For developers, the update is a mixed bag. On the one hand, having a standardized way to test agent performance is huge. It means you can compare models without running your own elaborate evaluation pipeline. On the other hand, the benchmark is still evolving, and Google is explicit that developer feedback will shape the next version. So if you’re building an AI feature today, you’re essentially betting on a moving target.

I spoke with a mobile ML engineer at a major OEM — off the record, because they’re not authorized to talk — and they told me that their team is already seeing diverging results between Android Bench and their internal tests. « We run 20 proprietary tasks that mirror our actual user flows, » they said. « The models that do well on Android Bench sometimes fail on our tasks, and vice versa. It’s not a perfect proxy. »

That’s the dirty secret of benchmarks: they’re always a proxy. And proxies can mislead. Google knows this. That’s why they’re asking for developer input. But it also means that for the next six to twelve months, the benchmark is more of a conversation starter than a definitive ranking.

Gemini’s Real Problem Isn’t Performance

Let’s talk about the elephant in the room. Gemini’s lag on Android Bench isn’t really a technical problem — it’s a strategic one. Google is trying to do too many things at once. They have Gemma for open-source enthusiasts, Gemini for cloud customers, a distilled version for on-device, and a whole separate effort for agentic AI. Each team is optimizing for different metrics, and coherence suffers.

Apple, by contrast, has one on-device model strategy, one benchmark (their internal suite), and one vision: make the iPhone smarter without making it slower. Qualcomm is working closely with a handful of model providers to optimize for their hardware. Google is trying to serve everyone, and the result is a model that’s good at many things but great at few.

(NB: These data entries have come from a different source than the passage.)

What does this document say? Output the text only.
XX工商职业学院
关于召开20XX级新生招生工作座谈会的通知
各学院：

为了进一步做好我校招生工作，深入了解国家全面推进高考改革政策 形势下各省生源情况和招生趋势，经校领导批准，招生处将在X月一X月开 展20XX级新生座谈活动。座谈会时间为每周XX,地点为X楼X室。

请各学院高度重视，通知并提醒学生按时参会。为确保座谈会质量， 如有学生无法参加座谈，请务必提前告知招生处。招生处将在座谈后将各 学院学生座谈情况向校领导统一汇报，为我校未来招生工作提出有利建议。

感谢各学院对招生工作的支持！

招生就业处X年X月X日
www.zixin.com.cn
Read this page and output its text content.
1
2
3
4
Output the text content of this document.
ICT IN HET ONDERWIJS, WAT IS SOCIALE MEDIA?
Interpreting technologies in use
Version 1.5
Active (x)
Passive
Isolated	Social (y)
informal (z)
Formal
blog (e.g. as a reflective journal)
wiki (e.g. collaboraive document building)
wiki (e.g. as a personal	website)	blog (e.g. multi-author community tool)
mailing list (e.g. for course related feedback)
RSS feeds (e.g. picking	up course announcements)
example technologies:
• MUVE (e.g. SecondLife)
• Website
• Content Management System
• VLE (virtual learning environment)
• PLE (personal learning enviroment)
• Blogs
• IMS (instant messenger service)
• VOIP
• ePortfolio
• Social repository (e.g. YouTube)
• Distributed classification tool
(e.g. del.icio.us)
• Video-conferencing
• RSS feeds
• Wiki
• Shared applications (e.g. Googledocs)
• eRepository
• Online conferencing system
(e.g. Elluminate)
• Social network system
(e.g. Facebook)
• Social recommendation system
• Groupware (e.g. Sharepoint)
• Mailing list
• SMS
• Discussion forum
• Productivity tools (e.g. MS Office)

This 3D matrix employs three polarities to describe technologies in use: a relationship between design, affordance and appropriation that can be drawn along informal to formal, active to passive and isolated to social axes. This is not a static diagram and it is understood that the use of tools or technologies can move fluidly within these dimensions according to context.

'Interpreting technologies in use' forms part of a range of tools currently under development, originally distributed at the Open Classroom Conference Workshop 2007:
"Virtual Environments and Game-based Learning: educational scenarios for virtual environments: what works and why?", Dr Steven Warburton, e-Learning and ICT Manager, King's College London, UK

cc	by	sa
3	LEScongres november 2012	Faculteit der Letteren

I don’t think this is a permanent problem. Google has deep pockets and smart people. But it does mean that for the next generation of Android devices — the ones launching in late 2026 and early 2027 — the on-device AI experience might be better on a Snapdragon or even a MediaTek Dimensity than on a Tensor chip. That’s a weird sentence to write, but the data backs it up.

What I’d Watch Next

Three things, really. First, how quickly Google can close the agent performance gap. If they release a new distilled model in Q4 that tops the Fable 5 charts, the narrative flips overnight. Second, whether the benchmark itself becomes a standard across the industry. Right now, it’s Android-only, but I’ve heard murmurs of a cross-platform version. Third, how developers actually use these models in production. A benchmark is just a score. Real value comes from shipping features that people love.

I’ll be watching the Android Bench leaderboard over the next few months. I’ll also be testing these models on my own devices, because I’m that kind of nerd. And I’ll be writing about what I find — the good, the bad, and the double-booked restaurant tables.

Because at the end of the day, benchmarks are useful. But they’re not the truth. They’re just a map. And as any traveler knows, the map is not the territory.